先看代碼(sklearn的示例代碼):
- from sklearn.neural_network import MLPClassifier
- X = [[0., 0.], [1., 1.]]
- y = [0, 1]
- clf = MLPClassifier(solver='lbfgs', alpha=1e-5,
- hidden_layer_sizes=(5, 2), random_state=1)
- clf.fit(X, y)
- print 'predict\t',clf.predict([[2., 2.], [-1., -2.]])
- print 'predict\t',clf.predict_proba([[2., 2.], [1., 2.]])
- print 'clf.coefs_ contains the weight matrices that constitute the model parameters:\t',[coef.shape for coef in clf.coefs_]
- print clf
- c=0
- for i in clf.coefs_:
- c+=1
- print c,len(i),i
說明:
MLPclassifier,MLP 多層感知器的的縮寫(Multi-layer Perceptron)
fit(X,y) 與正常特征的輸入輸出相同
solver='lbfgs', MLP的求解方法:L-BFGS 在小數據上表現較好,Adam 較為魯棒,SGD在參數調整較優時會有最佳表現(分類效果與迭代次數);
SGD標識隨機梯度下降。

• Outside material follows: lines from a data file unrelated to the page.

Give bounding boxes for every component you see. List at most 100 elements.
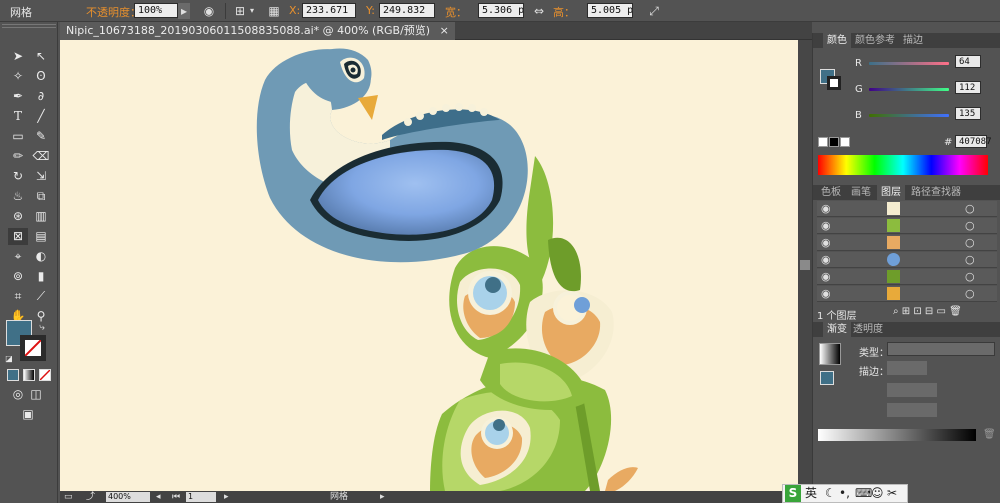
gradient-aspect-field[interactable] bbox=[887, 403, 937, 417]
skin-icon[interactable]: ☺ bbox=[871, 485, 884, 502]
tab-swatches[interactable]: 色板 bbox=[817, 185, 845, 200]
gradient-mode-icon[interactable] bbox=[23, 369, 35, 381]
tab-stroke[interactable]: 描边 bbox=[899, 33, 927, 48]
eraser-icon[interactable]: ⌫ bbox=[31, 148, 51, 165]
paintbrush-icon[interactable]: ✎ bbox=[31, 128, 51, 145]
artboard-canvas[interactable] bbox=[60, 40, 798, 491]
target-icon[interactable]: ○ bbox=[965, 236, 975, 249]
blend-tool-icon[interactable]: ◐ bbox=[31, 248, 51, 265]
opacity-dropdown-icon[interactable]: ▸ bbox=[178, 3, 190, 19]
layer-row[interactable]: ◉ ○ bbox=[817, 286, 997, 302]
align-dropdown-icon[interactable]: ▾ bbox=[248, 3, 256, 19]
tab-color[interactable]: 颜色 bbox=[823, 33, 851, 48]
white-color-icon[interactable] bbox=[840, 137, 850, 147]
graph-tool-icon[interactable]: ▥ bbox=[31, 208, 51, 225]
transform-icon[interactable]: ⤢ bbox=[646, 3, 662, 19]
gradient-tool-icon[interactable]: ▤ bbox=[31, 228, 51, 245]
tools-icon[interactable]: ✂ bbox=[887, 485, 897, 502]
layer-row[interactable]: ◉ ○ bbox=[817, 235, 997, 251]
target-icon[interactable]: ○ bbox=[965, 219, 975, 232]
artboard-nav-icon[interactable]: ▭ bbox=[64, 491, 73, 503]
zoom-field[interactable]: 400% bbox=[106, 492, 150, 502]
width-input[interactable]: 5.306 px bbox=[478, 3, 524, 18]
visibility-icon[interactable]: ◉ bbox=[821, 270, 831, 283]
recolor-icon[interactable]: ◉ bbox=[201, 3, 217, 19]
b-slider[interactable] bbox=[869, 114, 949, 117]
draw-inside-icon[interactable]: ◫ bbox=[26, 386, 46, 403]
selection-tool-icon[interactable]: ➤ bbox=[8, 48, 28, 65]
punctuation-icon[interactable]: •, bbox=[839, 485, 850, 502]
mesh-tool-icon[interactable]: ⊠ bbox=[8, 228, 28, 245]
tools-grip[interactable] bbox=[2, 24, 56, 28]
x-input[interactable]: 233.671 bbox=[302, 3, 356, 18]
visibility-icon[interactable]: ◉ bbox=[821, 202, 831, 215]
vertical-scrollbar[interactable] bbox=[798, 40, 812, 491]
export-icon[interactable]: ⤴ bbox=[86, 491, 95, 503]
reference-point-icon[interactable]: ▦ bbox=[266, 3, 282, 19]
color-mode-icon[interactable] bbox=[7, 369, 19, 381]
status-menu-icon[interactable]: ▸ bbox=[380, 491, 385, 503]
gradient-fill-swatch[interactable] bbox=[820, 371, 834, 385]
color-spectrum[interactable] bbox=[818, 155, 988, 175]
layer-row[interactable]: ◉ ○ bbox=[817, 252, 997, 268]
rotate-tool-icon[interactable]: ↻ bbox=[8, 168, 28, 185]
stroke-swatch[interactable] bbox=[20, 335, 46, 361]
layer-row[interactable]: ◉ ○ bbox=[817, 269, 997, 285]
curvature-tool-icon[interactable]: ∂ bbox=[31, 88, 51, 105]
opacity-input[interactable]: 100% bbox=[134, 3, 178, 18]
keyboard-icon[interactable]: ⌨ bbox=[855, 485, 872, 502]
stroke-gradient-options[interactable] bbox=[887, 361, 927, 375]
black-color-icon[interactable] bbox=[829, 137, 839, 147]
visibility-icon[interactable]: ◉ bbox=[821, 236, 831, 249]
align-icon[interactable]: ⊞ bbox=[232, 3, 248, 19]
symbol-sprayer-icon[interactable]: ⊚ bbox=[8, 268, 28, 285]
moon-icon[interactable]: ☾ bbox=[825, 485, 836, 502]
delete-stop-icon[interactable]: 🗑 bbox=[983, 429, 996, 441]
layer-options-icons[interactable]: ⌕ ⊞ ⊡ ⊟ ▭ 🗑 bbox=[893, 306, 962, 317]
tab-layers[interactable]: 图层 bbox=[877, 185, 905, 200]
tab-pathfinder[interactable]: 路径查找器 bbox=[907, 185, 965, 200]
gradient-type-select[interactable] bbox=[887, 342, 995, 356]
draw-mode-icon[interactable]: ◎ bbox=[8, 386, 28, 403]
artboard-number-field[interactable]: 1 bbox=[186, 492, 216, 502]
scale-tool-icon[interactable]: ⇲ bbox=[31, 168, 51, 185]
pencil-icon[interactable]: ✏ bbox=[8, 148, 28, 165]
screen-mode-icon[interactable]: ▣ bbox=[16, 406, 40, 423]
layer-row[interactable]: ◉ ○ bbox=[817, 201, 997, 217]
r-input[interactable]: 64 bbox=[955, 55, 981, 68]
type-tool-icon[interactable]: T bbox=[8, 108, 28, 125]
next-artboard-icon[interactable]: ▸ bbox=[224, 491, 229, 503]
prev-artboard-icon[interactable]: ◂ bbox=[156, 491, 161, 503]
layer-row[interactable]: ◉ ○ bbox=[817, 218, 997, 234]
lasso-icon[interactable]: ʘ bbox=[31, 68, 51, 85]
tab-brushes[interactable]: 画笔 bbox=[847, 185, 875, 200]
r-slider[interactable] bbox=[869, 62, 949, 65]
artboard-tool-icon[interactable]: ⌗ bbox=[8, 288, 28, 305]
first-artboard-icon[interactable]: ⏮ bbox=[172, 491, 180, 503]
visibility-icon[interactable]: ◉ bbox=[821, 253, 831, 266]
swap-colors-icon[interactable]: ⤷ bbox=[36, 319, 48, 336]
document-tab[interactable]: Nipic_10673188_20190306011508835088.ai* … bbox=[60, 22, 455, 40]
g-slider[interactable] bbox=[869, 88, 949, 91]
link-icon[interactable]: ⇔ bbox=[531, 3, 547, 19]
height-input[interactable]: 5.005 px bbox=[587, 3, 633, 18]
target-icon[interactable]: ○ bbox=[965, 202, 975, 215]
target-icon[interactable]: ○ bbox=[965, 287, 975, 300]
target-icon[interactable]: ○ bbox=[965, 253, 975, 266]
shape-builder-icon[interactable]: ⊛ bbox=[8, 208, 28, 225]
tab-color-guide[interactable]: 颜色参考 bbox=[851, 33, 899, 48]
free-transform-icon[interactable]: ⧉ bbox=[31, 188, 51, 205]
warp-tool-icon[interactable]: ♨ bbox=[8, 188, 28, 205]
tab-gradient[interactable]: 渐变 bbox=[823, 322, 851, 337]
target-icon[interactable]: ○ bbox=[965, 270, 975, 283]
magic-wand-icon[interactable]: ✧ bbox=[8, 68, 28, 85]
hex-input[interactable]: 407087 bbox=[955, 135, 992, 148]
gradient-slider[interactable] bbox=[818, 429, 976, 441]
tab-transparency[interactable]: 透明度 bbox=[849, 322, 887, 337]
slice-tool-icon[interactable]: ⟋ bbox=[31, 288, 51, 305]
line-tool-icon[interactable]: ╱ bbox=[31, 108, 51, 125]
eyedropper-icon[interactable]: ⌖ bbox=[8, 248, 28, 265]
default-colors-icon[interactable]: ◪ bbox=[4, 350, 14, 367]
gradient-preview[interactable] bbox=[819, 343, 841, 365]
pen-tool-icon[interactable]: ✒ bbox=[8, 88, 28, 105]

疑問:SGD與反向傳播算法的關系
alpha:L2的參數:MLP是可以支持正則化的,默認為L2,具體參數需要調整
hidden_layer_sizes=(5, 2) hidden層2層,第一層5個神經元,第二層2個神經元)
計算的時間復雜度(非常高。。。。):
Suppose there are n training samples, m features, k hidden layers, each containing h neurons - for simplicity, and o output neurons. The time complexity of backpropagation is O(n\cdot m \cdot h^k \cdot o \cdot i), where i is the number of iterations. Since backpropagation has a high time complexity, it is advisable to start with smaller number of hidden neurons and few hidden layers for training.
涉及到的設置:隱藏層數量k,每層神經元數量h,迭代次數i。